Он опустился и поцеловал мой живот.
– Кэтрин. Мы назовем ее Кэтрин.
– Раз уж мне ее рожать, то и мне выбирать имя, – рассмеялась я. – А если это сын?
Мне хотелось назвать его Фрэнсис, в честь отца. Думаю, папе было бы приятно.
– Фрэнсис Стенсбери, – Ричард перекатился на спину и мечтательно посмотрел в потолок. – Мне нравится, как это звучит. – Виконт Фрэнсис Стенсбери из Фитфилд-Холла.
Я нырнула к нему в объятия. Только бы все получилось. Мне хотелось лишь вернуться домой, и жить спокойной жизнью – неслыханная роскошь в нынешних обстоятельствах. Но я была уверена, что Елизавета все поймет.
***
Тремя днями позже я, как обычно, спешила в покои королевы.

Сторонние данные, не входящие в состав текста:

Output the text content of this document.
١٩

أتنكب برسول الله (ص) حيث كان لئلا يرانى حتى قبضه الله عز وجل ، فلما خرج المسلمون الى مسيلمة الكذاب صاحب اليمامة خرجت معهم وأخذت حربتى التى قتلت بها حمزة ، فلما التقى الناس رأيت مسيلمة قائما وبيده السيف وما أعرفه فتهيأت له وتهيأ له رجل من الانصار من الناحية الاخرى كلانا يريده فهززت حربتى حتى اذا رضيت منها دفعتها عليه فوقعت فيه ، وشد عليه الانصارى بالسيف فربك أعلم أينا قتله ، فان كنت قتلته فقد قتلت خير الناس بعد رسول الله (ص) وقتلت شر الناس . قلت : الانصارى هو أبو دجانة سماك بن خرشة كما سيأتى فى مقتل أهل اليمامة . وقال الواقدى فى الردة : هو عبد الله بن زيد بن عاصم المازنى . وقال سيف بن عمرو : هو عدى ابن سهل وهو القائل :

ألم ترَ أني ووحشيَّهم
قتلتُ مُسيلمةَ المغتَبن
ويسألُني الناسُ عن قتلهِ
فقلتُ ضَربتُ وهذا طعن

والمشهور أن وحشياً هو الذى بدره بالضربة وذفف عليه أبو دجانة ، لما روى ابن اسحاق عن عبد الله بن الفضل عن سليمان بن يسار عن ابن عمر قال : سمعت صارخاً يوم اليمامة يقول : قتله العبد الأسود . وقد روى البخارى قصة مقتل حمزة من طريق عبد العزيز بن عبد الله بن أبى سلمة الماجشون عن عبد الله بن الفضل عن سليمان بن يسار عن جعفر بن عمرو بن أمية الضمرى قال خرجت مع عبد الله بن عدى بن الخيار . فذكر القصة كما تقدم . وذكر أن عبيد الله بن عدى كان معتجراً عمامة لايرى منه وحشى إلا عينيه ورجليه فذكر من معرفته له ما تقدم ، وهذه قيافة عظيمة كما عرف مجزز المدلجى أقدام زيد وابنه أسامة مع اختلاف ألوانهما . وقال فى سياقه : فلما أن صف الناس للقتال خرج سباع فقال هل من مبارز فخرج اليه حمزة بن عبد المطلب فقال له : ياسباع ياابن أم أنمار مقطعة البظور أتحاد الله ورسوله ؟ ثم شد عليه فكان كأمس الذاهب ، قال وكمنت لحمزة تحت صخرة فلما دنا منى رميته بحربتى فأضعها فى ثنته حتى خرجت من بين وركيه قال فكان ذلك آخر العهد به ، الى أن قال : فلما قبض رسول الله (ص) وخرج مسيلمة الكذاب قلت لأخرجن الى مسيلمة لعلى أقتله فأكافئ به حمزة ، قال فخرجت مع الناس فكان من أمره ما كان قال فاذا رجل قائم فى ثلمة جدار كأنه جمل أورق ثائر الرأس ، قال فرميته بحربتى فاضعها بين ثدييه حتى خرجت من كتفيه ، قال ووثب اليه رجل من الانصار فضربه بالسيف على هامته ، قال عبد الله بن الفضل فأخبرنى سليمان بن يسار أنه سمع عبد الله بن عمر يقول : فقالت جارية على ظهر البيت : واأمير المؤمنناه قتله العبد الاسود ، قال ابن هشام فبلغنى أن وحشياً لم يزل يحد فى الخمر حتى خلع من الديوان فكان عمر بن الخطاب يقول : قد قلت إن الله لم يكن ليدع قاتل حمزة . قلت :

В последнее время Мария изъявила желание видеть меня за завтраком.
Все мои мысли были заняты обдумыванием предлога. Требовалась убедительная причина, чтобы покинуть двор, не вызвав подозрений. Я не сомневалась, что Елизавета разрешит мне вернуться в Нортумберленд и уже отправила Маргарет письмо.
– Леди Стенсбери.
Меня остановил мальчишка-слуга.
– Епископ Поул желает вас видеть.
– Хорошо, – я постаралась, чтобы моя улыбка вышла приветливой.
Его Преосвященство приглашал меня «на стакан вина» как минимум раз в неделю. И вечно в самый неподходящий момент. Впрочем, я догадывалась, что неподходящими моменты были лишь для меня, а епископу нравилось вносить сумятицу в мои планы и подрывать душевные силы.
Итак, значит, сегодня на трапезе я не появлюсь. Королева не любила, когда фрейлины опаздывают, а еще больше – когда они не приходят совсем. Конечно, потом можно будет все объяснить, осадок все равно останется.
Мысленно желая епископу подавиться своим «добрым вином», я шла за слугой.
– Покои Его Святейшества в другой стороне.
Парень обернулся.
– Сегодня епископ принимает в другом зале, – сказал он.
Мы свернули в восточную галерею, спустились вниз и оказались у тяжелых дубовых дверей. По обе стороны дежурили гвардейцы. Мальчишка постучал и, не дожидаясь ответа, пропустил меня внутрь.
– Входите, миледи.
Он закрыл за мной двери.
Еще с самого начала, когда мы пошли другим путем, меня не оставляло липкое и крайне неприятное чувство, но я приказала себе успокоиться. В моем нынешнем состоянии волнения крайне нежелательны.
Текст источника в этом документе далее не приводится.